Adjacency matrix: meaning if you got n nodes then you got a matrix of n by n with matrix[i, j] indicates if there is an edge between the nodes (usually with a boolean or int if you want weights)
Adjacency list: have an collection for each node which indicates the nodes that it has edges to.
For the first approach a 2d array is the best, for the second I would go with an HashSet (or HashMap if you want weights)
When choosing one over the other you need to consider the graph size, the number of edges vs number of nodes and what algorithm you are going to run on it.
Check out the Boost Graph Library. There is a learning phase, but once you get it you will never look back.
The most efficient way to implement graphs G=(V,E) depends on the properties of these graphs and what kind of operations you tend to perform on them. Generally speaking, for sparse graphs, i.e. graphs where |E| << |V|^2, one usually chooses adjacency lists (slower, but memory-efficient). For graphs with |E| =~ |V|^2, adjacency matrices are usually better (faster, but memory-intensive).

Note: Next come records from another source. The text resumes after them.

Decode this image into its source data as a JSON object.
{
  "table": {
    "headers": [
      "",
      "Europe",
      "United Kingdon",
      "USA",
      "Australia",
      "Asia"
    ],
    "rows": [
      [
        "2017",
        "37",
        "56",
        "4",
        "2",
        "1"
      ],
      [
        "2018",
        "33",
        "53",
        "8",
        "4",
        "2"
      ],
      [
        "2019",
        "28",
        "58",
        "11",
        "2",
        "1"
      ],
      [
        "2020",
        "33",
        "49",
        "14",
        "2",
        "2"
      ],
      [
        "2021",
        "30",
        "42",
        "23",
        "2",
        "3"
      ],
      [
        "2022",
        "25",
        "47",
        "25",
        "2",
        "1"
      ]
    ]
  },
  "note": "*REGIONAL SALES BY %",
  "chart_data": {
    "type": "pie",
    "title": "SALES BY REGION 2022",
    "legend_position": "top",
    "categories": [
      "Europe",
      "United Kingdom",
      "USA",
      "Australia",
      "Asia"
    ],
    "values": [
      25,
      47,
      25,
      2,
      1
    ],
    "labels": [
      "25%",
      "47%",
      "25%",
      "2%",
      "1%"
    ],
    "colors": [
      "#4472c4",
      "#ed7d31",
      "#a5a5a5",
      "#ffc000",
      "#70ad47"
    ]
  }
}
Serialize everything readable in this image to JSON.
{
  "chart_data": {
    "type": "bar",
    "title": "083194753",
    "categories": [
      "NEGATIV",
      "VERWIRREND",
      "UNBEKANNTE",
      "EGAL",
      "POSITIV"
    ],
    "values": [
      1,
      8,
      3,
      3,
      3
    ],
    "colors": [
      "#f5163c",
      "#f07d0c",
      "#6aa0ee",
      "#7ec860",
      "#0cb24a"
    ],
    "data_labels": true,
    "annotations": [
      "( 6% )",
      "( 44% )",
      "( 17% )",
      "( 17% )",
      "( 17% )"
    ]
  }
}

Depending on what exactly you intend to do with your graphs, other approaches might be more performant.
C++ is faster than Java. And if you want to create a good graph, you should make your own type with fields you need (for example weight of graph's nodes). You also should create a Node class, which contains it's attributes and list of other nodes to which it's connected.
In Graph you should have list of it's nodes, its attributes and functions (for example bool isFlat()).
I think it's a better way to implement graph than 2D array or ArrayList.
If you need fast algorithm use array-based approach in C++.
But if you write algorithm, that should be read by other people use OOP-based approach in Java.